On Jan. 17, President Donald Trump tweeted about a “massive inflow of drugs pouring into our country” and reiterated his call for a wall to enhance security at the nation’s Southern border.
We must have Security at our VERY DANGEROUS SOUTHERN BORDER, and we must have a great WALL to help protect us, and to help stop the massive inflow of drugs pouring into our country!
— Donald J. Trump (@realDonaldTrump) January 16, 2018
So, Marijuana.com decided to take a look at the drug situation at the border based on information compiled by two federal agencies tasked with monitoring it: U.S. Customs and Border Protection (CBP) and the Drug Enforcement Agency (DEA).
CBP seized more than 2.14 million pounds of drugs at points of entry into the U.S. during FY 2017, according to the “CBP Border Security Report FY 2017” released by the agency Dec. 5.

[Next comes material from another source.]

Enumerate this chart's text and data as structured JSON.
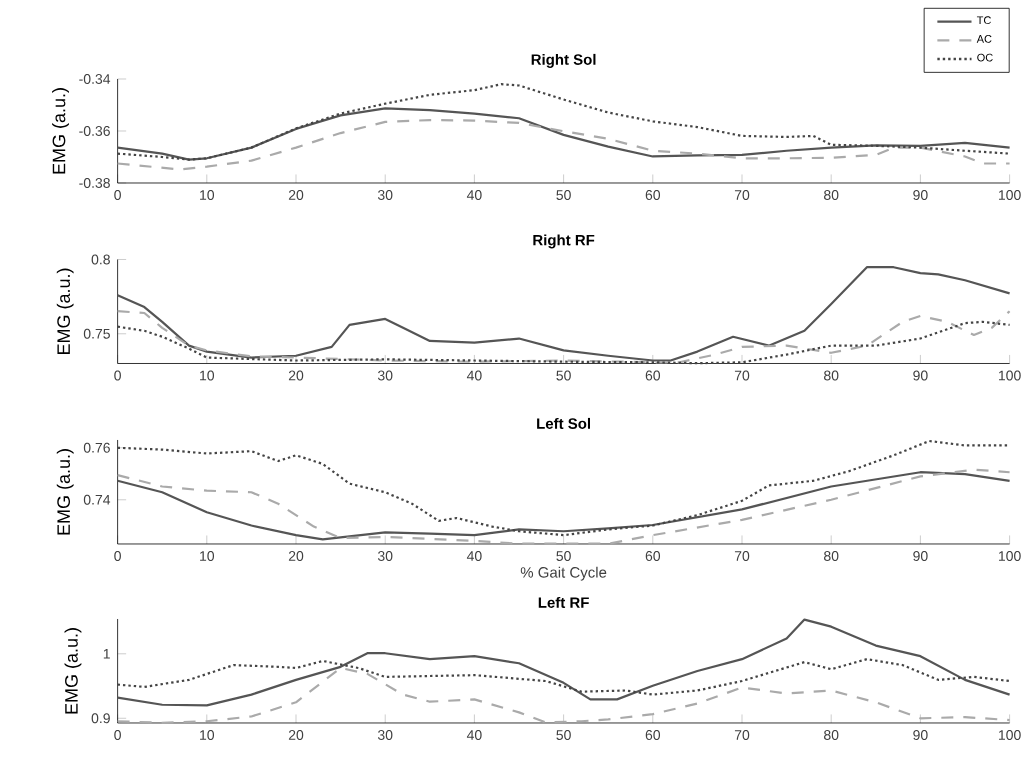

The agency also noted an uptick in the amount of drugs smuggled into the U.S. through the mail — a method that can’t be mitigated through physical security at the borders.

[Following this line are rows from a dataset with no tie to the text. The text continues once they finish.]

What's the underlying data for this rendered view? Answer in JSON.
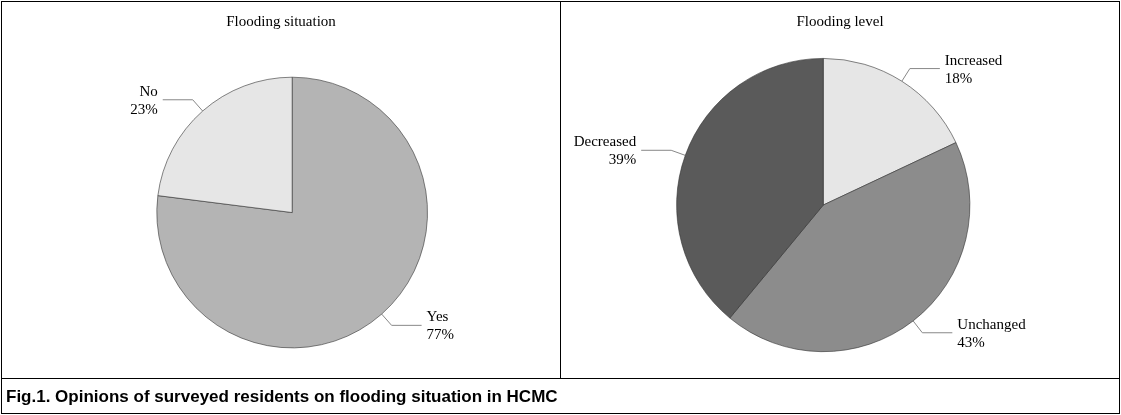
{
  "chart_data": [
    {
      "type": "pie",
      "title": "Flooding situation",
      "categories": [
        "Yes",
        "No"
      ],
      "values": [
        77,
        23
      ],
      "colors": [
        "#b4b4b4",
        "#e6e6e6"
      ],
      "value_labels": [
        "77%",
        "23%"
      ],
      "annotations": [
        "Fig.1. Opinions of surveyed residents on flooding situation in HCMC"
      ]
    },
    {
      "type": "pie",
      "title": "Flooding level",
      "categories": [
        "Increased",
        "Unchanged",
        "Decreased"
      ],
      "values": [
        18,
        43,
        39
      ],
      "colors": [
        "#e6e6e6",
        "#8c8c8c",
        "#5a5a5a"
      ],
      "value_labels": [
        "18%",
        "43%",
        "39%"
      ]
    }
  ]
}
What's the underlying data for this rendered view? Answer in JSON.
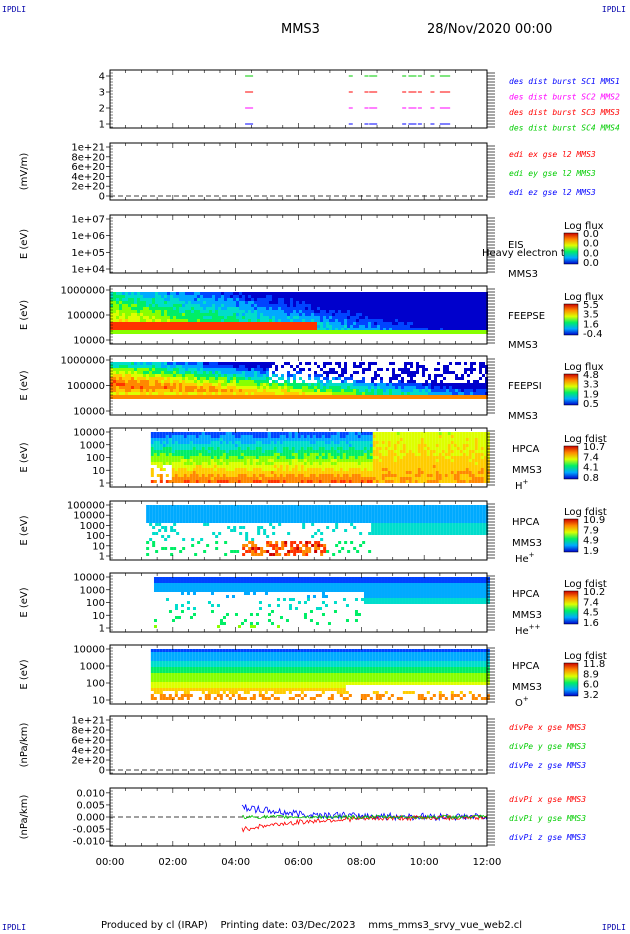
{
  "corner_label": "IPDLI",
  "header": {
    "title": "MMS3",
    "datetime": "28/Nov/2020 00:00"
  },
  "footer": {
    "produced_by": "Produced by cl (IRAP)",
    "printing_date": "Printing date: 03/Dec/2023",
    "filename": "mms_mms3_srvy_vue_web2.cl"
  },
  "chart_data": [
    {
      "type": "line",
      "id": "burst",
      "yticks": [
        "4",
        "3",
        "2",
        "1"
      ],
      "legend": [
        {
          "text": "des dist burst SC1 MMS1",
          "color": "#0000ff"
        },
        {
          "text": "des dist burst SC2 MMS2",
          "color": "#ff00ff"
        },
        {
          "text": "des dist burst SC3 MMS3",
          "color": "#ff0000"
        },
        {
          "text": "des dist burst SC4 MMS4",
          "color": "#00cc00"
        }
      ],
      "bursts_hours": [
        4.3,
        7.6,
        8.1,
        8.25,
        8.35,
        9.3,
        9.5,
        9.8,
        10.2,
        10.5,
        10.7
      ]
    },
    {
      "type": "line",
      "id": "edi",
      "ylabel": "(mV/m)",
      "yticks": [
        "1e+21",
        "8e+20",
        "6e+20",
        "4e+20",
        "2e+20",
        "0"
      ],
      "legend": [
        {
          "text": "edi ex gse l2 MMS3",
          "color": "#ff0000"
        },
        {
          "text": "edi ey gse l2 MMS3",
          "color": "#00cc00"
        },
        {
          "text": "edi ez gse l2 MMS3",
          "color": "#0000ff"
        }
      ]
    },
    {
      "type": "heatmap",
      "id": "eis",
      "ylabel": "E (eV)",
      "yticks": [
        "1e+07",
        "1e+06",
        "1e+05",
        "1e+04"
      ],
      "instrument": "EIS",
      "subtitle": "Heavy electron to",
      "sc": "MMS3",
      "colorbar_title": "Log flux",
      "colorbar_ticks": [
        "0.0",
        "0.0",
        "0.0",
        "0.0"
      ]
    },
    {
      "type": "heatmap",
      "id": "feepse",
      "ylabel": "E (eV)",
      "yticks": [
        "1000000",
        "100000",
        "10000"
      ],
      "instrument": "FEEPSE",
      "sc": "MMS3",
      "colorbar_title": "Log flux",
      "colorbar_ticks": [
        "5.5",
        "3.5",
        "1.6",
        "-0.4"
      ]
    },
    {
      "type": "heatmap",
      "id": "feepsi",
      "ylabel": "E (eV)",
      "yticks": [
        "1000000",
        "100000",
        "10000"
      ],
      "instrument": "FEEPSI",
      "sc": "MMS3",
      "colorbar_title": "Log flux",
      "colorbar_ticks": [
        "4.8",
        "3.3",
        "1.9",
        "0.5"
      ]
    },
    {
      "type": "heatmap",
      "id": "hpca_h",
      "ylabel": "E (eV)",
      "yticks": [
        "10000",
        "1000",
        "100",
        "10",
        "1"
      ],
      "instrument": "HPCA",
      "sc": "MMS3",
      "species": "H",
      "charge": "+",
      "colorbar_title": "Log fdist",
      "colorbar_ticks": [
        "10.7",
        "7.4",
        "4.1",
        "0.8"
      ]
    },
    {
      "type": "heatmap",
      "id": "hpca_he",
      "ylabel": "E (eV)",
      "yticks": [
        "100000",
        "10000",
        "1000",
        "100",
        "10",
        "1"
      ],
      "instrument": "HPCA",
      "sc": "MMS3",
      "species": "He",
      "charge": "+",
      "colorbar_title": "Log fdist",
      "colorbar_ticks": [
        "10.9",
        "7.9",
        "4.9",
        "1.9"
      ]
    },
    {
      "type": "heatmap",
      "id": "hpca_hepp",
      "ylabel": "E (eV)",
      "yticks": [
        "10000",
        "1000",
        "100",
        "10",
        "1"
      ],
      "instrument": "HPCA",
      "sc": "MMS3",
      "species": "He",
      "charge": "++",
      "colorbar_title": "Log fdist",
      "colorbar_ticks": [
        "10.2",
        "7.4",
        "4.5",
        "1.6"
      ]
    },
    {
      "type": "heatmap",
      "id": "hpca_o",
      "ylabel": "E (eV)",
      "yticks": [
        "10000",
        "1000",
        "100",
        "10"
      ],
      "instrument": "HPCA",
      "sc": "MMS3",
      "species": "O",
      "charge": "+",
      "colorbar_title": "Log fdist",
      "colorbar_ticks": [
        "11.8",
        "8.9",
        "6.0",
        "3.2"
      ]
    },
    {
      "type": "line",
      "id": "divpe",
      "ylabel": "(nPa/km)",
      "yticks": [
        "1e+21",
        "8e+20",
        "6e+20",
        "4e+20",
        "2e+20",
        "0"
      ],
      "legend": [
        {
          "text": "divPe x gse MMS3",
          "color": "#ff0000"
        },
        {
          "text": "divPe y gse MMS3",
          "color": "#00cc00"
        },
        {
          "text": "divPe z gse MMS3",
          "color": "#0000ff"
        }
      ]
    },
    {
      "type": "line",
      "id": "divpi",
      "ylabel": "(nPa/km)",
      "yticks": [
        "0.010",
        "0.005",
        "0.000",
        "-0.005",
        "-0.010"
      ],
      "ylim": [
        -0.012,
        0.012
      ],
      "legend": [
        {
          "text": "divPi x gse MMS3",
          "color": "#ff0000"
        },
        {
          "text": "divPi y gse MMS3",
          "color": "#00cc00"
        },
        {
          "text": "divPi z gse MMS3",
          "color": "#0000ff"
        }
      ]
    }
  ],
  "xaxis": {
    "ticks": [
      "00:00",
      "02:00",
      "04:00",
      "06:00",
      "08:00",
      "10:00",
      "12:00"
    ],
    "xlim_hours": [
      0,
      12
    ]
  }
}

“While most illicit drug smuggling attempts occur along the Southwest border, CBP has seen a growing threat of illicit synthetic drugs smuggled to the U.S. through the international mail and express consignment carrier (ECC) environment,” the report reads. “Several types of illicit synthetic drugs, also called ‘designer drugs,’ are being sold and shipped to endusers in the U.S., including synthetic opioids such as fentanyl, synthetic cannabinoids, and synthetic cathinones, commonly known as ‘bath salts.’”
In the DEA’s 2016 National Drug Threat Assessment, the agency concluded that state-level medical marijuana initiatives have had an “observable” impact in a number of areas, including “declines in the overall weight of Mexico-sourced marijuana seized at the SWB.” SWB is the DEA’s designation for the Southwest border, which President Trump called “very dangerous” on Tuesday.
Actually, it’s not more violent at the border
Trump’s statement contradicts the results of a study published Nov. 2017 in the Economic Journal, which shows “the introduction of medical marijuana laws” is a contributor to a drop in violent crime along the country’s Southwest border.
This study, titled “Is Legal Pot Crippling Mexican Drug Trafficking Organisations? The Effect of Medical Marijuana Laws on US Crime,” also found a reduction in violent crime in states that border those with medical marijuana programs.
His tweet also contradicts the DEA’s own 2017 National Drug Threat Assessment, in which it states, verbatim, “While drug-related murders have reached epidemic proportions in Mexico in recent years, this phenomenon has not translated into spillover violence in the United States.”
Organizations that smuggle drugs into the U.S. have complex networks of producers, distributors, traffickers and US-based gangs that historically have found sophisticated ways to circumvent border security, from digging tunnels to using airplanes to transporting by sea. They’ve even used a “weed cannon.”
The matter of supply and demand
As professor Evelina Gavriola, an author of the study published in the Economic Journal, conveyed to the Independent in a story published Jan. 16, increasing access to medical marijuana reduces the potential customer base for illegal cannabis, subsequently reducing the demand.
“This means that people don’t need to buy illegal marijuana anymore so drug trafficking organizations (DTOs) have far fewer customers,” she said.